Besides the cowboys (and cowgirl) themselves, the star of the show was the AI’d Nikkor-PC 105mm f/2.5 portrait lens which was used for all but one of the exposures above.  There’s been so much written over the last 70+ years about the 105mm Nikkor so I don’t know what I can add except to say that I picked it up because it was cheap, I wanted to have at least one portrait lens, and it had a good reputation.  I’ve used it for a few portrait sessions so far and have been extremely happy with the results, as well as that from my AI Nikkor 85mm f/2 lens (which also makes an appearance here).  I would call either of these lenses a must-have for a Nikon manual-focus system, whichever you happen to run across first.  If you can, get both.

I suppose this means that I can call myself a professional photographer, right?  I’m hoping that this can be springboard me to bigger and better things but we’ll see.

Testing out the Mamiya Macro Sekor 60mm f/2.8

Was this made by Tomioka?  I seem to remember reading that somewhere.  I have the 50mm f/4 S-M-C Macro-Takumar which has a 1:2 resolving power (and also the MCM Chinon Macro 55mm f/1.7), this one has a 1:1, so it is a true macro lens.  It’s also a preset lens, which is a bit annoying. I had these rolls developed and scanned at $15 a roll by Mike’s Camera, and can’t say I’m happy with the amount of evident dust on their scanner.  I’ll certainly rescan on my Pakon once it’s out of storage.

I shot two rolls with this last summer, some Fujicolor 200 and Gold 200, both exposed at ASA100 and that meant keeping the aperture pretty wide occasionally.  Wherever possible I was shooting in direct sunlight, but I didn’t use a flash or anything else like that.  When I got the lens it seems that every flower around me was a yellow flower, so there’s maybe not as much color variation as I could want, but I enjoyed seeing the bees going about their work.
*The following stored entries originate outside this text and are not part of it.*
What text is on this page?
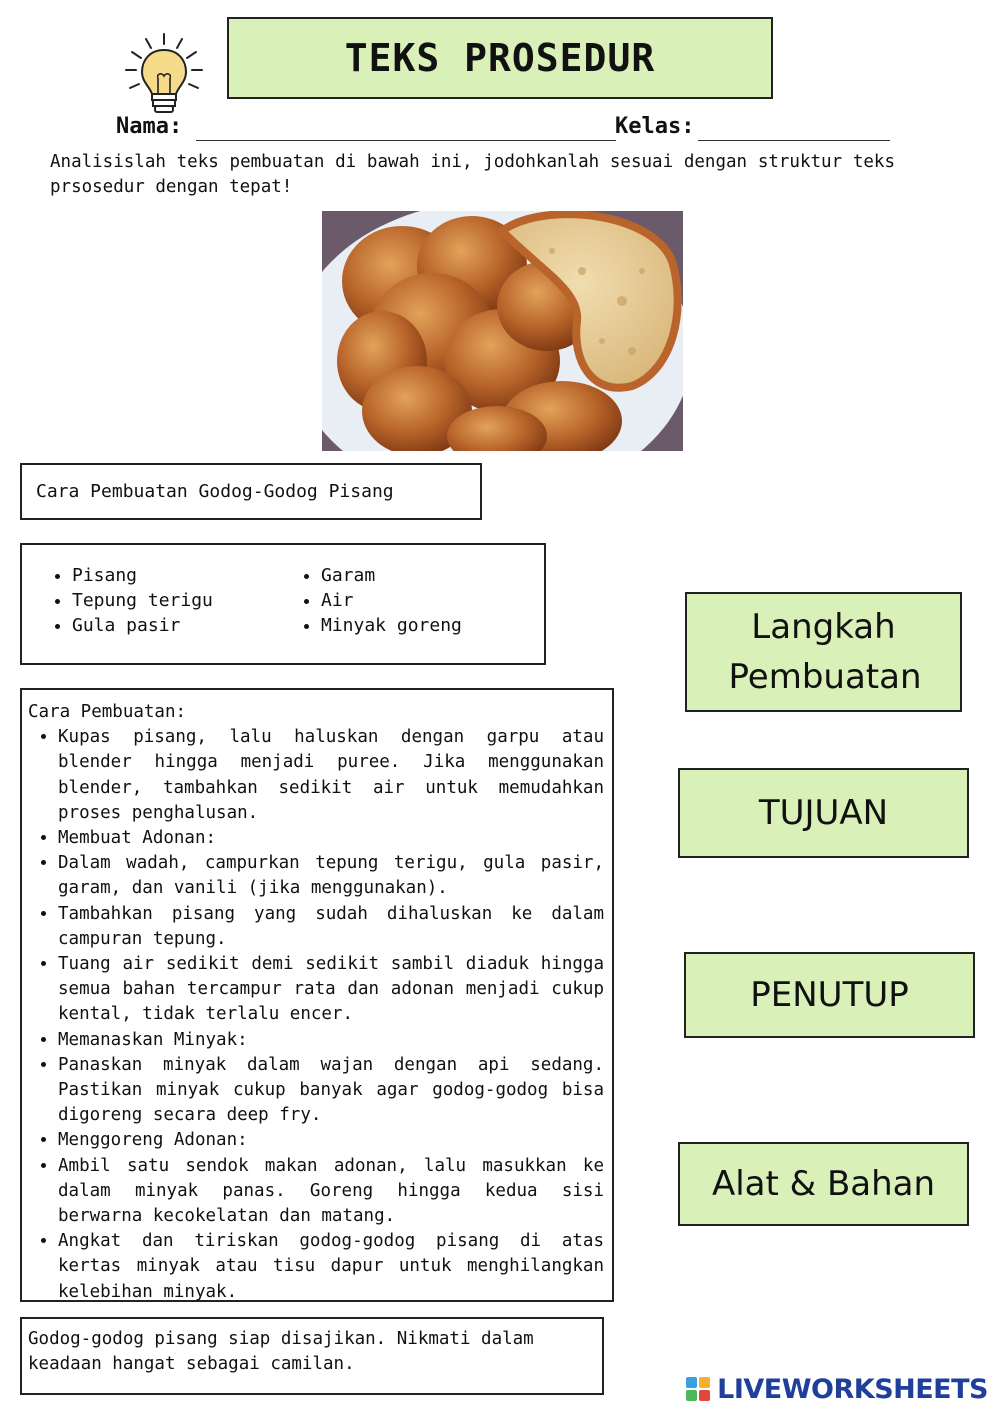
TEKS PROSEDUR
Nama:	Kelas:
Analisislah teks pembuatan di bawah ini, jodohkanlah sesuai dengan struktur teks prsosedur dengan tepat!
Cara Pembuatan Godog-Godog Pisang
• Pisang
• Tepung terigu
• Gula pasir
• Garam
• Air
• Minyak goreng
Cara Pembuatan:
• Kupas pisang, lalu haluskan dengan garpu atau blender hingga menjadi puree. Jika menggunakan blender, tambahkan sedikit air untuk memudahkan proses penghalusan.
• Membuat Adonan:
• Dalam wadah, campurkan tepung terigu, gula pasir, garam, dan vanili (jika menggunakan).
• Tambahkan pisang yang sudah dihaluskan ke dalam campuran tepung.
• Tuang air sedikit demi sedikit sambil diaduk hingga semua bahan tercampur rata dan adonan menjadi cukup kental, tidak terlalu encer.
• Memanaskan Minyak:
• Panaskan minyak dalam wajan dengan api sedang. Pastikan minyak cukup banyak agar godog-godog bisa digoreng secara deep fry.
• Menggoreng Adonan:
• Ambil satu sendok makan adonan, lalu masukkan ke dalam minyak panas. Goreng hingga kedua sisi berwarna kecokelatan dan matang.
• Angkat dan tiriskan godog-godog pisang di atas kertas minyak atau tisu dapur untuk menghilangkan kelebihan minyak.
Godog-godog pisang siap disajikan. Nikmati dalam keadaan hangat sebagai camilan.
Langkah Pembuatan
TUJUAN
PENUTUP
Alat & Bahan
LIVEWORKSHEETS
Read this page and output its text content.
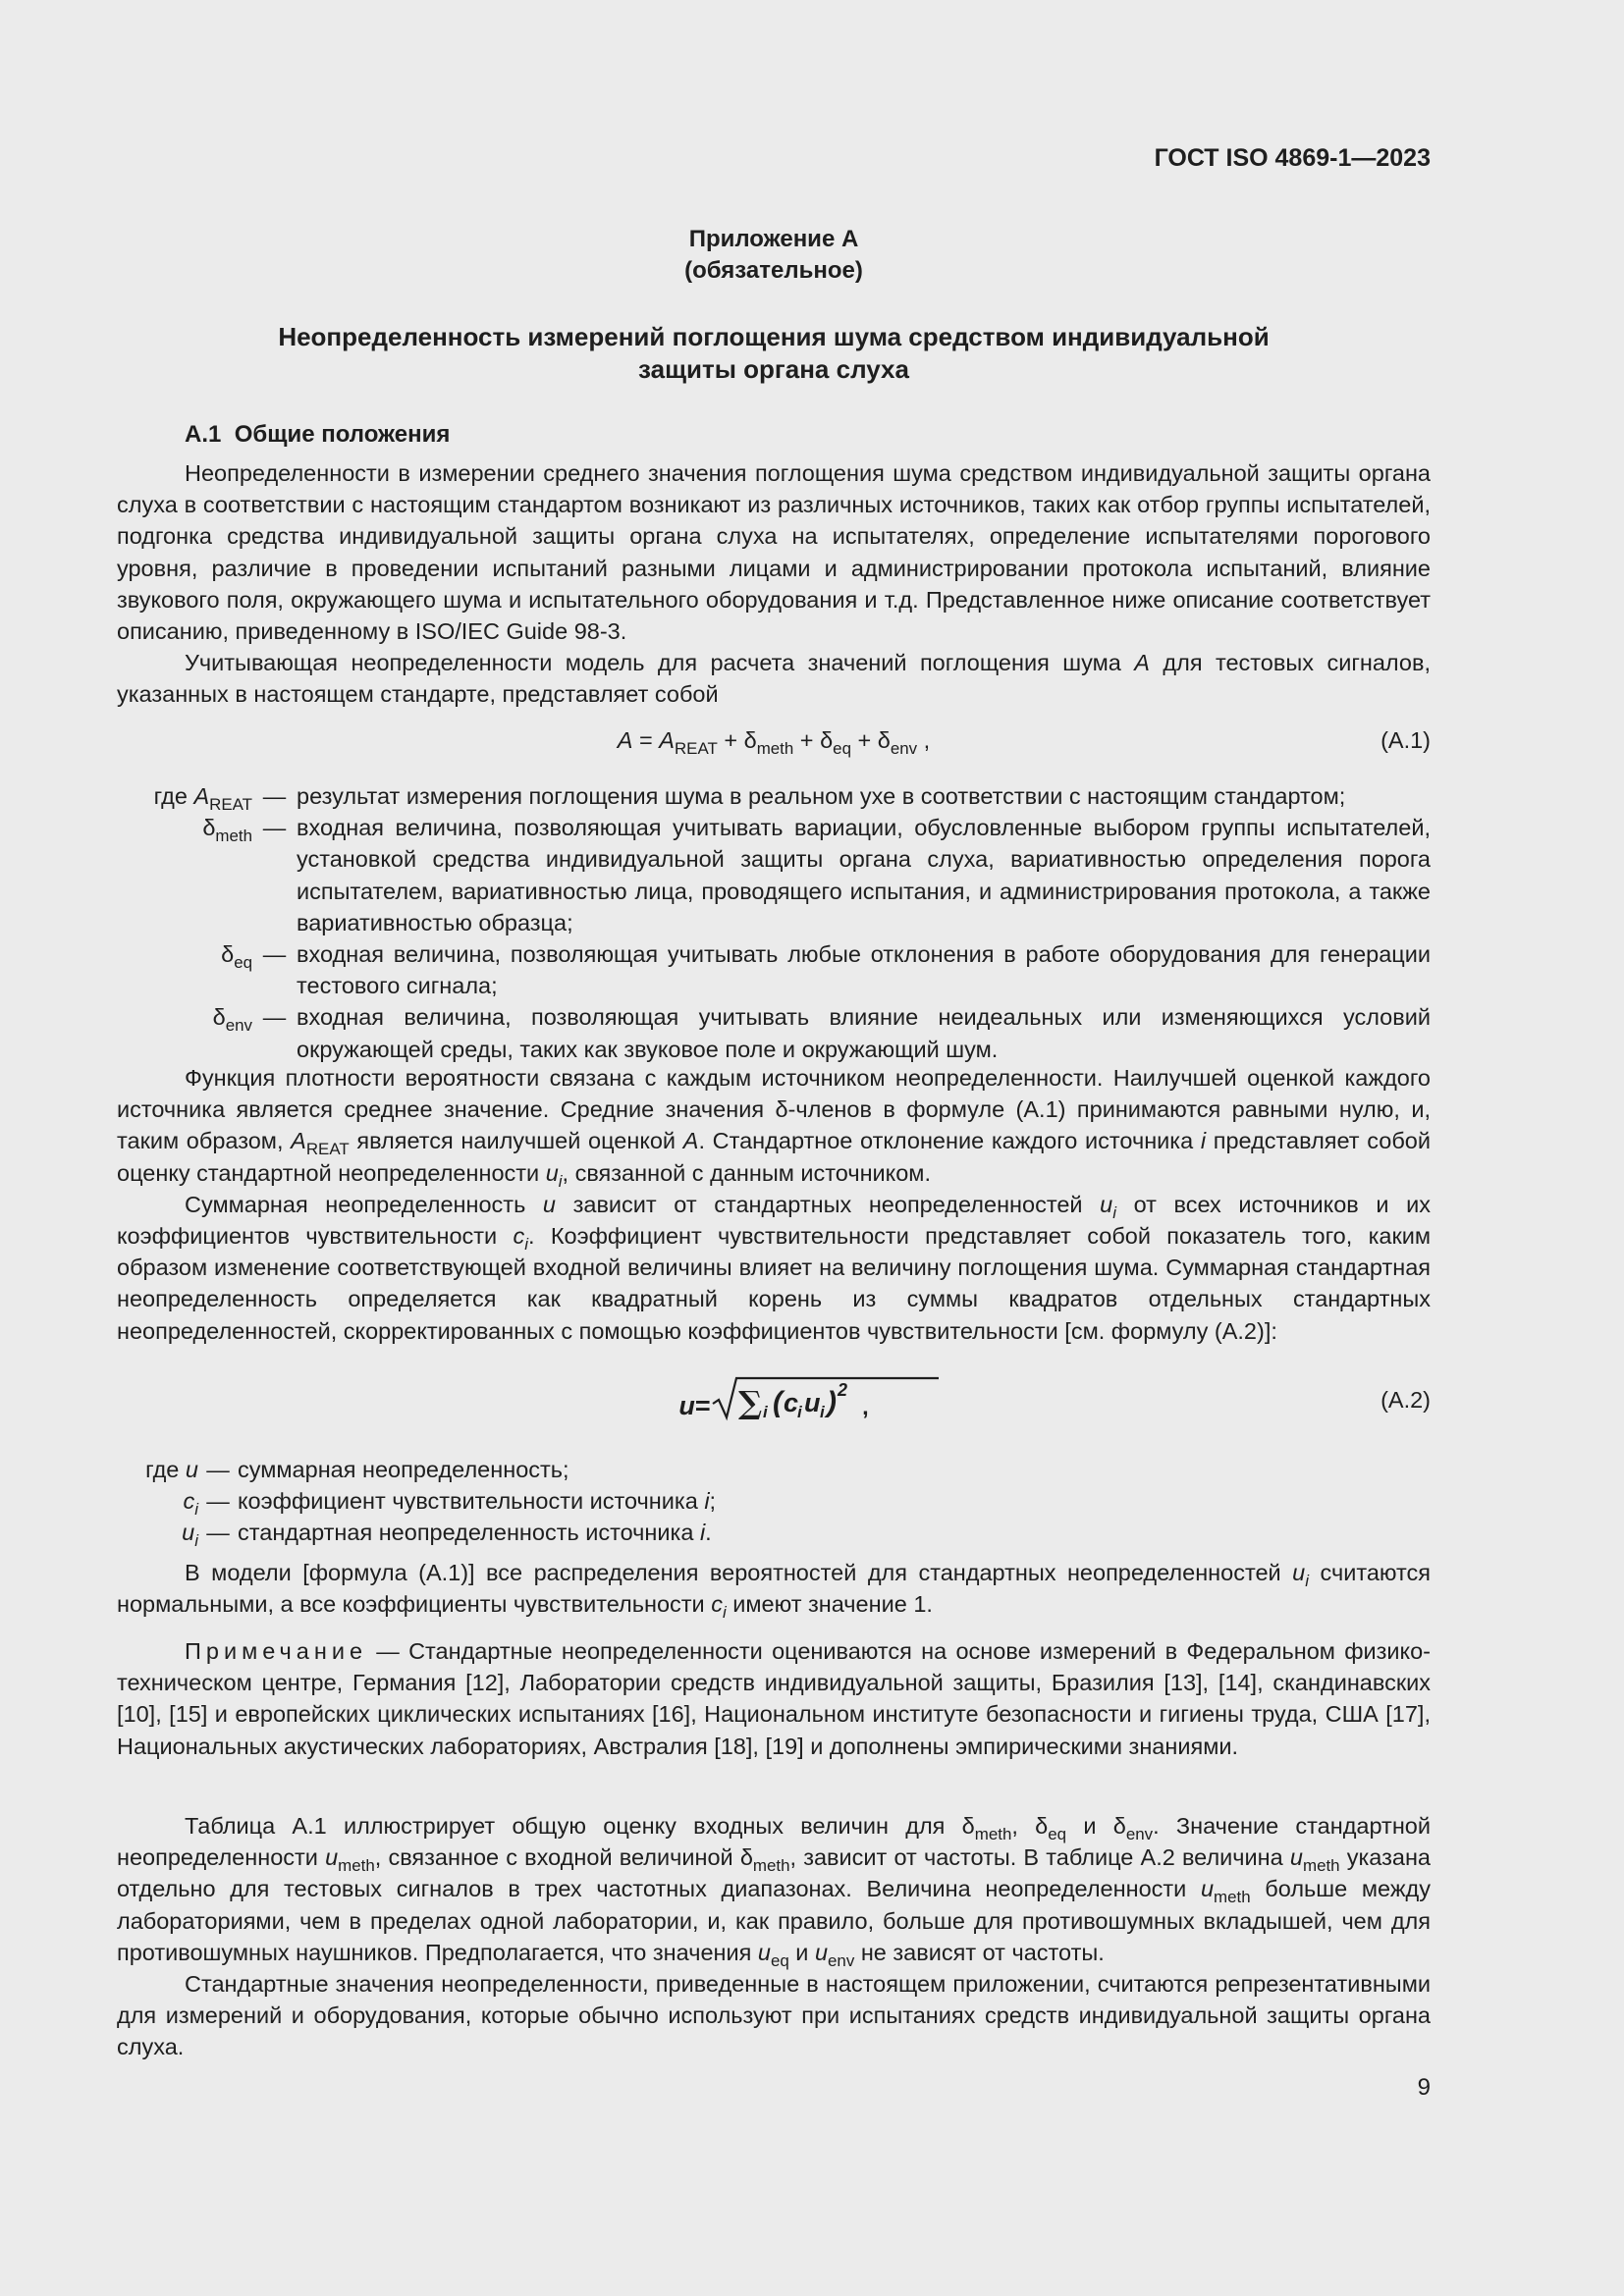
ГОСТ ISO 4869-1—2023
Приложение А
(обязательное)
Неопределенность измерений поглощения шума средством индивидуальной
защиты органа слуха
А.1 Общие положения

Неопределенности в измерении среднего значения поглощения шума средством индивидуальной защиты органа слуха в соответствии с настоящим стандартом возникают из различных источников, таких как отбор группы испытателей, подгонка средства индивидуальной защиты органа слуха на испытателях, определение испытателями порогового уровня, различие в проведении испытаний разными лицами и администрировании протокола испытаний, влияние звукового поля, окружающего шума и испытательного оборудования и т.д. Представленное ниже описание соответствует описанию, приведенному в ISO/IEC Guide 98-3.

Учитывающая неопределенности модель для расчета значений поглощения шума A для тестовых сигналов, указанных в настоящем стандарте, представляет собой

$A = A_{REAT} + \delta_{meth} + \delta_{eq} + \delta_{env}$ ,	(А.1)
где $A_{REAT}$ — результат измерения поглощения шума в реальном ухе в соответствии с настоящим стандартом;
$\delta_{meth}$ — входная величина, позволяющая учитывать вариации, обусловленные выбором группы испытателей, установкой средства индивидуальной защиты органа слуха, вариативностью определения порога испытателем, вариативностью лица, проводящего испытания, и администрирования протокола, а также вариативностью образца;
$\delta_{eq}$ — входная величина, позволяющая учитывать любые отклонения в работе оборудования для генерации тестового сигнала;
$\delta_{env}$ — входная величина, позволяющая учитывать влияние неидеальных или изменяющихся условий окружающей среды, таких как звуковое поле и окружающий шум.

Функция плотности вероятности связана с каждым источником неопределенности. Наилучшей оценкой каждого источника является среднее значение. Средние значения δ-членов в формуле (А.1) принимаются равными нулю, и, таким образом, $A_{REAT}$ является наилучшей оценкой A. Стандартное отклонение каждого источника i представляет собой оценку стандартной неопределенности $u_i$, связанной с данным источником.

Суммарная неопределенность u зависит от стандартных неопределенностей $u_i$ от всех источников и их коэффициентов чувствительности $c_i$. Коэффициент чувствительности представляет собой показатель того, каким образом изменение соответствующей входной величины влияет на величину поглощения шума. Суммарная стандартная неопределенность определяется как квадратный корень из суммы квадратов отдельных стандартных неопределенностей, скорректированных с помощью коэффициентов чувствительности [см. формулу (А.2)]:

u = ∑ i ( c
i u i ) 2
,	(А.2)
где u — суммарная неопределенность;
$c_i$ — коэффициент чувствительности источника i;
$u_i$ — стандартная неопределенность источника i.

В модели [формула (А.1)] все распределения вероятностей для стандартных неопределенностей $u_i$ считаются нормальными, а все коэффициенты чувствительности $c_i$ имеют значение 1.

Примечание — Стандартные неопределенности оцениваются на основе измерений в Федеральном физико-техническом центре, Германия [12], Лаборатории средств индивидуальной защиты, Бразилия [13], [14], скандинавских [10], [15] и европейских циклических испытаниях [16], Национальном институте безопасности и гигиены труда, США [17], Национальных акустических лабораториях, Австралия [18], [19] и дополнены эмпирическими знаниями.

Таблица А.1 иллюстрирует общую оценку входных величин для $\delta_{meth}$, $\delta_{eq}$ и $\delta_{env}$. Значение стандартной неопределенности $u_{meth}$, связанное с входной величиной $\delta_{meth}$, зависит от частоты. В таблице А.2 величина $u_{meth}$ указана отдельно для тестовых сигналов в трех частотных диапазонах. Величина неопределенности $u_{meth}$ больше между лабораториями, чем в пределах одной лаборатории, и, как правило, больше для противошумных вкладышей, чем для противошумных наушников. Предполагается, что значения $u_{eq}$ и $u_{env}$ не зависят от частоты.

Стандартные значения неопределенности, приведенные в настоящем приложении, считаются репрезентативными для измерений и оборудования, которые обычно используют при испытаниях средств индивидуальной защиты органа слуха.

9
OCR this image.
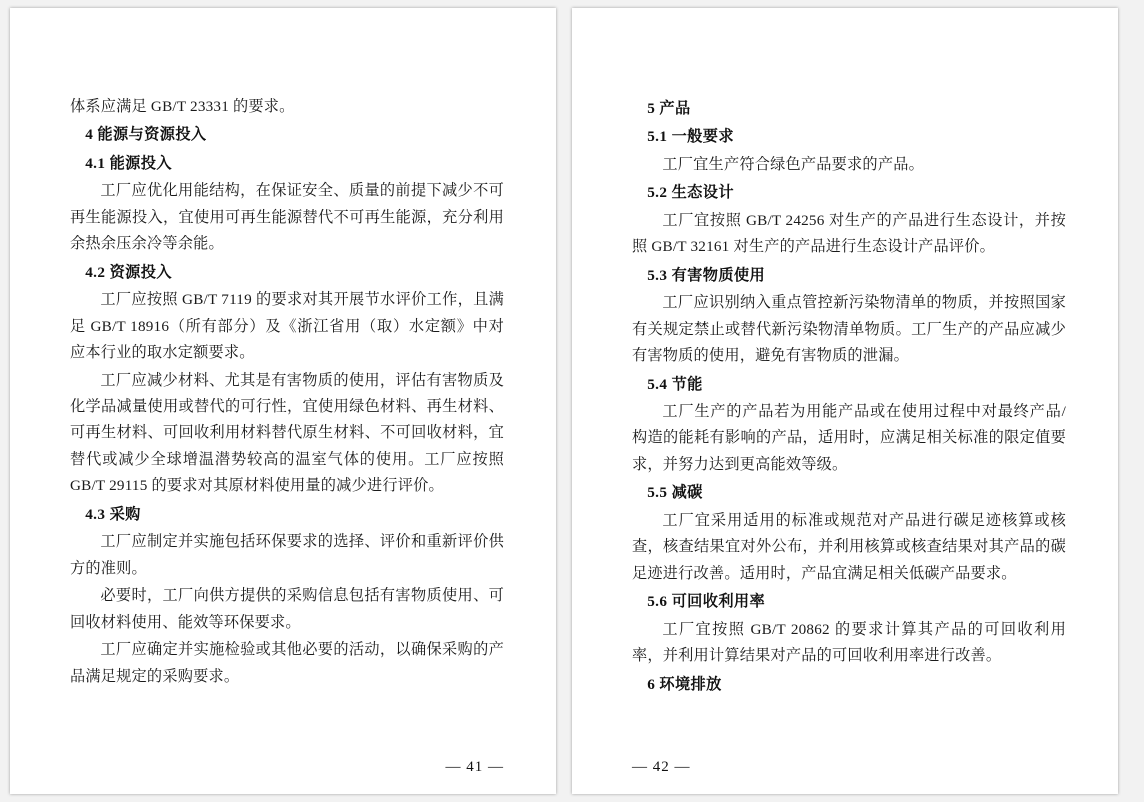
体系应满足 GB/T 23331 的要求。
4 能源与资源投入
4.1 能源投入
工厂应优化用能结构，在保证安全、质量的前提下减少不可再生能源投入，宜使用可再生能源替代不可再生能源，充分利用余热余压余冷等余能。
4.2 资源投入
工厂应按照 GB/T 7119 的要求对其开展节水评价工作，且满足 GB/T 18916（所有部分）及《浙江省用（取）水定额》中对应本行业的取水定额要求。
工厂应减少材料、尤其是有害物质的使用，评估有害物质及化学品减量使用或替代的可行性，宜使用绿色材料、再生材料、可再生材料、可回收利用材料替代原生材料、不可回收材料，宜替代或减少全球增温潜势较高的温室气体的使用。工厂应按照 GB/T 29115 的要求对其原材料使用量的减少进行评价。
4.3 采购
工厂应制定并实施包括环保要求的选择、评价和重新评价供方的准则。
必要时，工厂向供方提供的采购信息包括有害物质使用、可回收材料使用、能效等环保要求。
工厂应确定并实施检验或其他必要的活动，以确保采购的产品满足规定的采购要求。
— 41 —
5 产品
5.1 一般要求
工厂宜生产符合绿色产品要求的产品。
5.2 生态设计
工厂宜按照 GB/T 24256 对生产的产品进行生态设计，并按照 GB/T 32161 对生产的产品进行生态设计产品评价。
5.3 有害物质使用
工厂应识别纳入重点管控新污染物清单的物质，并按照国家有关规定禁止或替代新污染物清单物质。工厂生产的产品应减少有害物质的使用，避免有害物质的泄漏。
5.4 节能
工厂生产的产品若为用能产品或在使用过程中对最终产品/构造的能耗有影响的产品，适用时，应满足相关标准的限定值要求，并努力达到更高能效等级。
5.5 减碳
工厂宜采用适用的标准或规范对产品进行碳足迹核算或核查，核查结果宜对外公布，并利用核算或核查结果对其产品的碳足迹进行改善。适用时，产品宜满足相关低碳产品要求。
5.6 可回收利用率
工厂宜按照 GB/T 20862 的要求计算其产品的可回收利用率，并利用计算结果对产品的可回收利用率进行改善。
6 环境排放
— 42 —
So I don’t know too much about macro photography, but basically I would preset the focus (usually to maximum, move the lens until the bug was in focus, stop the lens down, and take the picture ASAP.  The bees were tricky, they were always going from one flower to another so I’d only have them for a few seconds sometime.  I’ve heard that it’s better to have a 100mm lens (or longer) and a flash, to keep the depth of field as wide as possible under the circumstances.  These shots were the ones that were most in focus, but since some were not in direct sunlight I had to open up the aperture here and there.  I suppose that using something like Portra 400 would have been better, or perhaps a tripod.

The question I’ve been asking myself for a while is, did I really need another macro lens?  Probably not, though this one is a true macro and faster than the Takumar.  But the last time I used that lens I was taking pictures of my super 8 cameras and I just set the camera on a tripod so the extra stop wasn’t needed.  It was an extremely good price and I could make at least four times what I paid by selling it online, so a good investment.  But am I going to start taking pictures of bugs all the time because I own this lens now?  No, in fact I haven’t even used it in a year.

As an aside, all color scans over the last few posts brought to you by Mike’s Camera Colorado Springs with their Frontier scanner.  It’ll give you good scans, but you do have to deal with workers who either don’t know or don’t care.